What did Trump say about judges?
Mr Trump told Mr Woodward in December last year that he and Mr McConnell had "broken every record" on judicial appointments.
Mr Trump has nominated 216 federal judges during his first term - a high number by historical standards - but, according to CNN, former presidents have appointed a higher percentage of the overall number of federal judges.
Mr McConnell has pushed the Senate to approve Mr Trump's nominations, tilting the US judiciary in a conservative direction.
"You know what Mitch's biggest thing is in the whole world? His judges," Mr Trump told Woodward in the interview. "He will absolutely ask me, please let's get the judge approved instead of 10 ambassadors."
Should the vote to nominate a new Supreme Court justice go ahead before November's election, Mr McConnell could have a decisive role.
Speaking to Mr Woodward in May, Mr Trump talked about the judicial vacancies he inherited from President Barack Obama, describing them as "golden nuggets".
Given Mr Trump's record on appointing judges, Mr Woodward joked that "maybe they'll put a statue of you outside the Supreme Court".

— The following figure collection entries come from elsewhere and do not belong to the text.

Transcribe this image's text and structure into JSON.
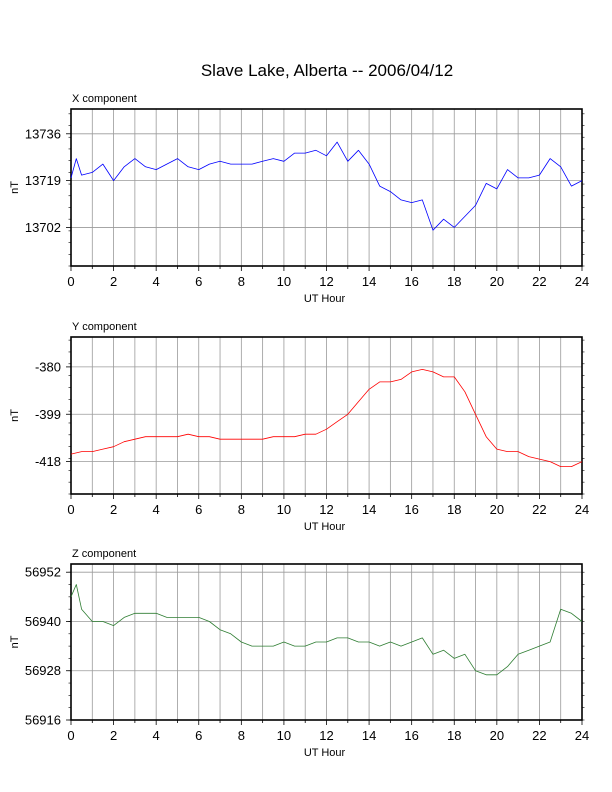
{
  "title": "Slave Lake, Alberta -- 2006/04/12",
  "chart_data": [
    {
      "type": "line",
      "title": "X component",
      "xlabel": "UT Hour",
      "ylabel": "nT",
      "xlim": [
        0,
        24
      ],
      "ylim": [
        13688,
        13745
      ],
      "xticks": [
        0,
        2,
        4,
        6,
        8,
        10,
        12,
        14,
        16,
        18,
        20,
        22,
        24
      ],
      "yticks": [
        13736,
        13719,
        13702
      ],
      "grid": true,
      "color": "#0000ff",
      "x": [
        0,
        0.25,
        0.5,
        1,
        1.5,
        2,
        2.5,
        3,
        3.5,
        4,
        4.5,
        5,
        5.5,
        6,
        6.5,
        7,
        7.5,
        8,
        8.5,
        9,
        9.5,
        10,
        10.5,
        11,
        11.5,
        12,
        12.5,
        13,
        13.5,
        14,
        14.5,
        15,
        15.5,
        16,
        16.5,
        17,
        17.5,
        18,
        18.5,
        19,
        19.5,
        20,
        20.5,
        21,
        21.5,
        22,
        22.5,
        23,
        23.5,
        24
      ],
      "y": [
        13720,
        13727,
        13721,
        13722,
        13725,
        13719,
        13724,
        13727,
        13724,
        13723,
        13725,
        13727,
        13724,
        13723,
        13725,
        13726,
        13725,
        13725,
        13725,
        13726,
        13727,
        13726,
        13729,
        13729,
        13730,
        13728,
        13733,
        13726,
        13730,
        13725,
        13717,
        13715,
        13712,
        13711,
        13712,
        13701,
        13705,
        13702,
        13706,
        13710,
        13718,
        13716,
        13723,
        13720,
        13720,
        13721,
        13727,
        13724,
        13717,
        13719
      ]
    },
    {
      "type": "line",
      "title": "Y component",
      "xlabel": "UT Hour",
      "ylabel": "nT",
      "xlim": [
        0,
        24
      ],
      "ylim": [
        -431,
        -368
      ],
      "xticks": [
        0,
        2,
        4,
        6,
        8,
        10,
        12,
        14,
        16,
        18,
        20,
        22,
        24
      ],
      "yticks": [
        -380,
        -399,
        -418
      ],
      "grid": true,
      "color": "#ff0000",
      "x": [
        0,
        0.5,
        1,
        1.5,
        2,
        2.5,
        3,
        3.5,
        4,
        4.5,
        5,
        5.5,
        6,
        6.5,
        7,
        7.5,
        8,
        8.5,
        9,
        9.5,
        10,
        10.5,
        11,
        11.5,
        12,
        12.5,
        13,
        13.5,
        14,
        14.5,
        15,
        15.5,
        16,
        16.5,
        17,
        17.5,
        18,
        18.5,
        19,
        19.5,
        20,
        20.5,
        21,
        21.5,
        22,
        22.5,
        23,
        23.5,
        24
      ],
      "y": [
        -415,
        -414,
        -414,
        -413,
        -412,
        -410,
        -409,
        -408,
        -408,
        -408,
        -408,
        -407,
        -408,
        -408,
        -409,
        -409,
        -409,
        -409,
        -409,
        -408,
        -408,
        -408,
        -407,
        -407,
        -405,
        -402,
        -399,
        -394,
        -389,
        -386,
        -386,
        -385,
        -382,
        -381,
        -382,
        -384,
        -384,
        -390,
        -399,
        -408,
        -413,
        -414,
        -414,
        -416,
        -417,
        -418,
        -420,
        -420,
        -418
      ]
    },
    {
      "type": "line",
      "title": "Z component",
      "xlabel": "UT Hour",
      "ylabel": "nT",
      "xlim": [
        0,
        24
      ],
      "ylim": [
        56916,
        56954
      ],
      "xticks": [
        0,
        2,
        4,
        6,
        8,
        10,
        12,
        14,
        16,
        18,
        20,
        22,
        24
      ],
      "yticks": [
        56952,
        56940,
        56928,
        56916
      ],
      "grid": true,
      "color": "#2e7d32",
      "x": [
        0,
        0.25,
        0.5,
        1,
        1.5,
        2,
        2.5,
        3,
        3.5,
        4,
        4.5,
        5,
        5.5,
        6,
        6.5,
        7,
        7.5,
        8,
        8.5,
        9,
        9.5,
        10,
        10.5,
        11,
        11.5,
        12,
        12.5,
        13,
        13.5,
        14,
        14.5,
        15,
        15.5,
        16,
        16.5,
        17,
        17.5,
        18,
        18.5,
        19,
        19.5,
        20,
        20.5,
        21,
        21.5,
        22,
        22.5,
        23,
        23.5,
        24
      ],
      "y": [
        56946,
        56949,
        56943,
        56940,
        56940,
        56939,
        56941,
        56942,
        56942,
        56942,
        56941,
        56941,
        56941,
        56941,
        56940,
        56938,
        56937,
        56935,
        56934,
        56934,
        56934,
        56935,
        56934,
        56934,
        56935,
        56935,
        56936,
        56936,
        56935,
        56935,
        56934,
        56935,
        56934,
        56935,
        56936,
        56932,
        56933,
        56931,
        56932,
        56928,
        56927,
        56927,
        56929,
        56932,
        56933,
        56934,
        56935,
        56943,
        56942,
        56940
      ]
    }
  ]
}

"Oh, what a good idea," Trump said, appearing to take the suggestion seriously. "I think I'll have it erected tomorrow. What a great idea. I'll think I'll use it."

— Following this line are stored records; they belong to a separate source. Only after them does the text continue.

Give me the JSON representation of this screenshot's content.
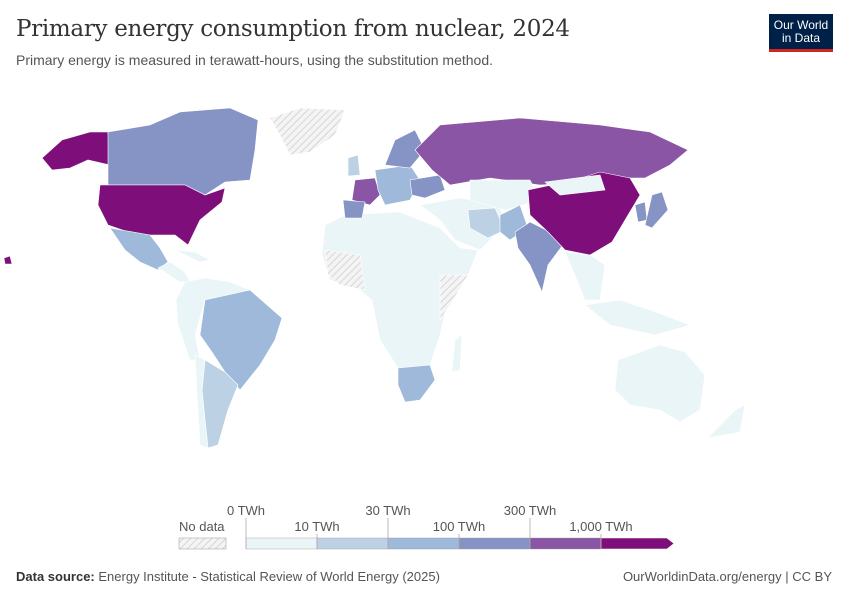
{
  "header": {
    "title": "Primary energy consumption from nuclear, 2024",
    "subtitle": "Primary energy is measured in terawatt-hours, using the substitution method."
  },
  "logo": {
    "text": "Our World in Data",
    "line1": "Our World",
    "line2": "in Data",
    "bg": "#002147",
    "accent": "#ce261e"
  },
  "legend": {
    "no_data": "No data",
    "thresholds": [
      "0 TWh",
      "10 TWh",
      "30 TWh",
      "100 TWh",
      "300 TWh",
      "1,000 TWh"
    ],
    "colors": [
      "#eaf5f7",
      "#bcd2e4",
      "#9eb9d9",
      "#8593c5",
      "#8a55a5",
      "#7e0f7a"
    ],
    "no_data_color": "#e8e8e8"
  },
  "map_data": {
    "type": "choropleth",
    "categories": [
      "0-10 TWh",
      "10-30 TWh",
      "30-100 TWh",
      "100-300 TWh",
      "300-1,000 TWh",
      "1,000+ TWh"
    ],
    "countries": [
      {
        "name": "United States",
        "bin": 5
      },
      {
        "name": "China",
        "bin": 5
      },
      {
        "name": "France",
        "bin": 4
      },
      {
        "name": "Russia",
        "bin": 4
      },
      {
        "name": "Canada",
        "bin": 3
      },
      {
        "name": "South Korea",
        "bin": 3
      },
      {
        "name": "India",
        "bin": 3
      },
      {
        "name": "Japan",
        "bin": 3
      },
      {
        "name": "Spain",
        "bin": 3
      },
      {
        "name": "Ukraine",
        "bin": 3
      },
      {
        "name": "Sweden",
        "bin": 3
      },
      {
        "name": "Brazil",
        "bin": 2
      },
      {
        "name": "Mexico",
        "bin": 2
      },
      {
        "name": "Pakistan",
        "bin": 2
      },
      {
        "name": "South Africa",
        "bin": 2
      },
      {
        "name": "Finland",
        "bin": 2
      },
      {
        "name": "Argentina",
        "bin": 1
      },
      {
        "name": "Iran",
        "bin": 1
      },
      {
        "name": "United Kingdom",
        "bin": 1
      },
      {
        "name": "Greenland",
        "bin": -1
      },
      {
        "name": "Western Sahara",
        "bin": -1
      }
    ]
  },
  "footer": {
    "source_label": "Data source:",
    "source": "Energy Institute - Statistical Review of World Energy (2025)",
    "url": "OurWorldinData.org/energy | CC BY"
  }
}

In January, Mr Woodward asked Mr Trump if he shared the concerns of Republican Senator Lindsey Graham, who said the judiciary was becoming too partisan.
"Well, it depends," Mr Trump told Mr Woodward. "Yeah, it's very partisan right now, basically. It's always a party vote. I mean, look, the whole country right now is a partisan vote."
Mr Woodward's book was published on 15 September. In it, he gave a damning assessment of Mr Trump's presidency, concluding he was "the wrong man for the job".
The journalist quoted Mr Trump as saying he knew Covid-19 was deadlier than the flu before the disease hit the US, but wanted to play down the crisis.
The president - who is running for re-election in November - said Mr Woodward's book was "a political hit job".